Pola pengangkatan Pegawai dalam jabatan struktural pada
Pemda kabupaten Halmahera Utara pasca
pemekaran wilayah kabupaten masih terbatas pada pada pengisian jabatan
struktural untuk disesuaikan dengan persyaratan kepangkatan dan diklat
kepemimpinan, tidak pada pemangkasan jabatan-jabatan yang tidak diperlukan.
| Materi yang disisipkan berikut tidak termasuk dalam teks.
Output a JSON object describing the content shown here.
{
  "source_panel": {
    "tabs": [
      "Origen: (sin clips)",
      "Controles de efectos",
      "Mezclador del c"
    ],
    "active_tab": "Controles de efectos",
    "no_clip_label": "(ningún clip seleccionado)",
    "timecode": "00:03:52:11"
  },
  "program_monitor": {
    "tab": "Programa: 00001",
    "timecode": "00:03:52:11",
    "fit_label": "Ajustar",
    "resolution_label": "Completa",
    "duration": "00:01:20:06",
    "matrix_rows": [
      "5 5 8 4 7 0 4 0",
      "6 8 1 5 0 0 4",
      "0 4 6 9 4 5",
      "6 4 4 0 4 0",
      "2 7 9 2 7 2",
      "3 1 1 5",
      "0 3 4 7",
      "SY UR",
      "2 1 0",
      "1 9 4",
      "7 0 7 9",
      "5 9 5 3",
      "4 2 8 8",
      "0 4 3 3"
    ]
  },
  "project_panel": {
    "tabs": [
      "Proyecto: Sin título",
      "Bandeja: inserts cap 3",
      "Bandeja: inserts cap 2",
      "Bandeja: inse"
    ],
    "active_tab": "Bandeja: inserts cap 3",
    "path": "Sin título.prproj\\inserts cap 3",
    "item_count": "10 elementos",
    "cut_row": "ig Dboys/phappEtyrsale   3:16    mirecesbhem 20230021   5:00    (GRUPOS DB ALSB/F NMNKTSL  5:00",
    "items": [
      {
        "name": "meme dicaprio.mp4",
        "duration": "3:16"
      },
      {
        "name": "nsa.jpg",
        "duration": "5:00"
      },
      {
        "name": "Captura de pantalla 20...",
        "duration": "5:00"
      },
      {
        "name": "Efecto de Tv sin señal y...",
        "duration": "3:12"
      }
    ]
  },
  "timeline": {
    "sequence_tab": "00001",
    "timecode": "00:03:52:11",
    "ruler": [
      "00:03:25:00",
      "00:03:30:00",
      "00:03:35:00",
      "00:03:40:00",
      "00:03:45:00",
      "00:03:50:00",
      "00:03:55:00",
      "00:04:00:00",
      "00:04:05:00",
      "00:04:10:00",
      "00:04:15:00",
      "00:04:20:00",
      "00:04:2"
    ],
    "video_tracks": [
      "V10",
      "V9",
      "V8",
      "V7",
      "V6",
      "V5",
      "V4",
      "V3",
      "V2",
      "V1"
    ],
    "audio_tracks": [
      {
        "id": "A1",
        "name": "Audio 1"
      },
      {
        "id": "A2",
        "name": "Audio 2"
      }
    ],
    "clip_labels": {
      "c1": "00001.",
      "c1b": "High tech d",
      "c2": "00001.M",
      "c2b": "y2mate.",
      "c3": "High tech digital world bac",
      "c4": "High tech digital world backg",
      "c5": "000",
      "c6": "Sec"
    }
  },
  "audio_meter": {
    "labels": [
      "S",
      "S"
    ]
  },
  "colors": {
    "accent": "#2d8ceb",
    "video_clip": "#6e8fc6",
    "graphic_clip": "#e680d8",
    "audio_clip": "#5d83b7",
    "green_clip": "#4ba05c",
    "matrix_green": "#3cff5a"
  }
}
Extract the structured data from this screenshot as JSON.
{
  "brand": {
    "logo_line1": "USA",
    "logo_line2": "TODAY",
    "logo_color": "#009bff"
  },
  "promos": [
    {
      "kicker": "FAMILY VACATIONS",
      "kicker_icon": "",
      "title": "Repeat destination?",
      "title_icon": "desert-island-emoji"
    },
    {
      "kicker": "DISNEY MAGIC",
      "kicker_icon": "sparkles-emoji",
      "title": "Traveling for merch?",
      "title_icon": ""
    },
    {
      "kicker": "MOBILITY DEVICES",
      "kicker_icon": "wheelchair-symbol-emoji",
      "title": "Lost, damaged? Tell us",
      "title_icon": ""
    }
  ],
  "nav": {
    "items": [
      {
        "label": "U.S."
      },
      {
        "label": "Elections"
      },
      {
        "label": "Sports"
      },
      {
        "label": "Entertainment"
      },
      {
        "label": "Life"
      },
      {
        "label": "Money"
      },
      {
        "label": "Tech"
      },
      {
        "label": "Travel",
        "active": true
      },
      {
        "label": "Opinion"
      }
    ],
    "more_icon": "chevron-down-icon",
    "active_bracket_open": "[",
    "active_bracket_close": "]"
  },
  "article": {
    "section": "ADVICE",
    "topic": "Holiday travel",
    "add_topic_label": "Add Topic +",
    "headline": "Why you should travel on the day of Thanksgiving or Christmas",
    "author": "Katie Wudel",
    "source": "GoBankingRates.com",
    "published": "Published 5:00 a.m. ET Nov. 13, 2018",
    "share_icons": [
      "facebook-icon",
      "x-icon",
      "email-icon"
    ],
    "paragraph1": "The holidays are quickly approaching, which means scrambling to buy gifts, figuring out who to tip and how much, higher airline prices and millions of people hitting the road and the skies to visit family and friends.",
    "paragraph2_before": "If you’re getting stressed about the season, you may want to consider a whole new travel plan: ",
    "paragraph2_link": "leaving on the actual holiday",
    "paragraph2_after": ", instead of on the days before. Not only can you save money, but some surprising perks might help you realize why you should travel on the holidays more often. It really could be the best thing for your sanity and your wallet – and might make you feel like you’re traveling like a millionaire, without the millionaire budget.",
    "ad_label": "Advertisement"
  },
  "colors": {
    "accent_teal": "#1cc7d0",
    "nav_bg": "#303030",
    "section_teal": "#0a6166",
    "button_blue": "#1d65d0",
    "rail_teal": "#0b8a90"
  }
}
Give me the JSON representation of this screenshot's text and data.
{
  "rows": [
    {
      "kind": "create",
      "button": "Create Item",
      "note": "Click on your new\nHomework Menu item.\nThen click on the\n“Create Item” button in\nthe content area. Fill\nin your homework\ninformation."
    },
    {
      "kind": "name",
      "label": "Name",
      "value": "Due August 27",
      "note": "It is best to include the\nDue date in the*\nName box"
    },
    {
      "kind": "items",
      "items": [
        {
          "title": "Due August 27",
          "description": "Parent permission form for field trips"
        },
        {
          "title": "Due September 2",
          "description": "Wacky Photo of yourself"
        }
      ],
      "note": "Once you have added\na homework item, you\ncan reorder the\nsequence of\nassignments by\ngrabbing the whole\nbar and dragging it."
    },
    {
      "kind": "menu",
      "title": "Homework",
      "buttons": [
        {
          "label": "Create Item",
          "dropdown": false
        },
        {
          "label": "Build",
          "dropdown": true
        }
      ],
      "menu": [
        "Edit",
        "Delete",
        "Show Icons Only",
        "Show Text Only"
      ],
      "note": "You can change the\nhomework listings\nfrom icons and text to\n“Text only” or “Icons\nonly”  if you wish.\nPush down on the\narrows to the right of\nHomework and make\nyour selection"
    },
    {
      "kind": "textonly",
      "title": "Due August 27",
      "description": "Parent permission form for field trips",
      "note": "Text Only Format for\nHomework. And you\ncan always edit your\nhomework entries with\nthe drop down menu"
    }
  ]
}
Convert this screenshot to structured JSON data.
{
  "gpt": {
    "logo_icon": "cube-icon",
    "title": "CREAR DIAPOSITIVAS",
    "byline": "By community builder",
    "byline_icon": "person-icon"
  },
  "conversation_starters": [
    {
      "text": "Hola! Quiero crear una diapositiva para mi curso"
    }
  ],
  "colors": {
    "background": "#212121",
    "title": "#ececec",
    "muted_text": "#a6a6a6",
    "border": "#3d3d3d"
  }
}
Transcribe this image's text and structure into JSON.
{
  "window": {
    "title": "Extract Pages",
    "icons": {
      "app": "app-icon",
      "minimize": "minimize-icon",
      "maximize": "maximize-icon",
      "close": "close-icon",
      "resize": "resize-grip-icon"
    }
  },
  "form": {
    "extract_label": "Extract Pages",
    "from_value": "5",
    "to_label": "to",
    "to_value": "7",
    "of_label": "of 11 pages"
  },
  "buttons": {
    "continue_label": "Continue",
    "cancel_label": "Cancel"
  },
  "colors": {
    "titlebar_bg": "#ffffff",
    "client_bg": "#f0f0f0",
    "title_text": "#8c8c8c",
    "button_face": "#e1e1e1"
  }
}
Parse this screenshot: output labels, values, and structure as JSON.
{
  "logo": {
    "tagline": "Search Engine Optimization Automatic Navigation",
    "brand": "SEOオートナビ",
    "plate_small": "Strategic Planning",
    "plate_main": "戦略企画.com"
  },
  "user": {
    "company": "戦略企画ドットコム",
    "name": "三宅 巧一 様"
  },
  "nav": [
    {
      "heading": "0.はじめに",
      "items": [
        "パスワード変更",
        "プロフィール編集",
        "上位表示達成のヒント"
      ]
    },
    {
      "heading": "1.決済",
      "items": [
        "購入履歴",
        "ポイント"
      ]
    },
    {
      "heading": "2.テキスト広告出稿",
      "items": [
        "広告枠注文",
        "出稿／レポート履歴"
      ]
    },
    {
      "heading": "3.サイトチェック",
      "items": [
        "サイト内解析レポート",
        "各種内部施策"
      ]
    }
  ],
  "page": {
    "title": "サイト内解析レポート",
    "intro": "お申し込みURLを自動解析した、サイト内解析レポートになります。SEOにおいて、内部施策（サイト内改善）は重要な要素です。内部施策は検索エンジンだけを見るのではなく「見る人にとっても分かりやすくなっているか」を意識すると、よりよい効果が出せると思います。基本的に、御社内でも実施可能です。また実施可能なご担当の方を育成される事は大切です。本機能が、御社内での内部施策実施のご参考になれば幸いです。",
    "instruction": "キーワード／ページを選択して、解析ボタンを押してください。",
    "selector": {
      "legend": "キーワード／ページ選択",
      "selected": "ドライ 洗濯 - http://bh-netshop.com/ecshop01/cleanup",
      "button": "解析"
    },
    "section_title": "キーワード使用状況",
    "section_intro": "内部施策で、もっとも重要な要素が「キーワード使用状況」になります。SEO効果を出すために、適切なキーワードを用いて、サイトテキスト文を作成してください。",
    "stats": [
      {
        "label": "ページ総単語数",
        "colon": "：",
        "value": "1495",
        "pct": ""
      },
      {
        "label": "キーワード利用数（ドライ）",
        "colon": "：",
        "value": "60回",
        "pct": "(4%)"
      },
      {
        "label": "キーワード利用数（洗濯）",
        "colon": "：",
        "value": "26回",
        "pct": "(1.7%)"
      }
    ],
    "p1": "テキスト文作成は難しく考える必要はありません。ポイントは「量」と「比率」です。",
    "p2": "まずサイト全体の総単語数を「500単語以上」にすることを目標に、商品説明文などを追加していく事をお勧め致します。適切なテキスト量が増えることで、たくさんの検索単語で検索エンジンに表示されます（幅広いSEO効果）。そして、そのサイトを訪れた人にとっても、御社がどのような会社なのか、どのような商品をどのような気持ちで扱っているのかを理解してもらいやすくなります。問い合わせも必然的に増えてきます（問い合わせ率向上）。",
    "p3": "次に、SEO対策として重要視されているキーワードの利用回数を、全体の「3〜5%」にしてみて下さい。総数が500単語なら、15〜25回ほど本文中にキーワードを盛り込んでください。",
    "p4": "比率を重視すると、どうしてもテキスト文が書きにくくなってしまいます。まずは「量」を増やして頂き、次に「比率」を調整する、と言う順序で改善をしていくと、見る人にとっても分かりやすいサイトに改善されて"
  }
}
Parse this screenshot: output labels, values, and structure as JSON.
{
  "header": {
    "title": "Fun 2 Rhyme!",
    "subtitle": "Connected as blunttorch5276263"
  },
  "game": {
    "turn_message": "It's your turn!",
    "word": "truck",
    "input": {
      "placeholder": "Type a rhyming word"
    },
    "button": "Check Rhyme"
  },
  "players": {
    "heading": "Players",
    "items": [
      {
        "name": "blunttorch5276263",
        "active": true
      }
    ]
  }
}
Pengembangan untuk fungsional juga belum tersentuh dan dipikirkan secara baik
oleh kabupaten ini.
2.
Mengenai standar kompetensi jabatan struktural pada Pemda kabupaten Halmahera Utara secara
operasional belum dilakukan sepenuhnya. Namun standar kompetensi itu sendiri
dalam pelaksanaannya masih di nilai sulit dilakukan karena persyaratan
kepangkatan dan senioritas seringakali menjadi pertimbangan dalam pengangkatan
pegawai dalam jabatan di bandingkan kompetensi yang seharusnya dimiliki. Hal
ini juga dipengaruhi oleh penataan
struktur kelembagaan baik penentuan kebijakan strategis, pembagian satuan
organisasi dan personil (SDM Aparatur) masih belum berjalan secara maksimal
karena Pemda Kabupaten Halmahera Utara
masih kekurangan SDM Aparatur baik di tingkat pejabat struktural maupun staf.
5.2. Saran
Berikut
ini beberapa saran yang dapat dikemukakan, yaitu :
1.
Dalam upaya membenahi Manajemen Karier perlu dibentuk Tim
Analisis Kompetensi Jabatan (TAKJ) yang bertugas melakukan analisis terhadap
kompetensi yang dimiliki dari seorang Pegawai.
2.
Mengutus para pejabat terkait dan Pegawai yang termasuk
didalam tim analisis kompetensi untuk mengikuti diklat tentang manajemen sumber
daya manusia berbasis kompetensi terutama dalam pengembangan manajemen karier,
atau melakukan In House Training
yaitu dengan melaksanakan diklat manajemen sumber daya manusia berbasis
kompetensi di daerah dengan mengundang para pakar manajemen dan kompetensi
sebagai nara sumber.
3.
Sedangkan untuk pengangkatan Pegawai dalam jabatan
struktural yang tidak sesuai kemampuan akibat restrukturisasi, sebenarnya dapat
diatasi dengan pengangkatan Pegawai tersebut dalam jabatan fungsional apabila
dinilai tidak memenuhi syarat untuk duduk dalam jabatan struktural lainnya.
4.
Agar konsep kompetensi dasar ini dapat berjalan dengan
lancar, maka beberapa pra syarat yang harus dipenuhi adalah sebagai berikut :
a.
Adanya dukungan dari pembuat kebijakan, yang dalam hal
ini adalah kepala daerah dan DPRD. Hal ini sangatlah penting mengingat lancar
tidaknya konsep kompetensi tergantung dari kebijakan yang diambil pimpinan.
b.
Harus dilaksanakan secara transparan sehingga konsep ini
benar-benar dapat diterima oleh oleh semua pihak.
c.
Adanya Tim Independent untuk melakukan penilaian
kompetensi individu, yang bertugas melakukan penilaian terhadap pegawai yang
akan duduk dalam jabatan sehingga dapat ditindak lanjuti dengan
penilaian/pengukuran kompetensi individu atau pegawai.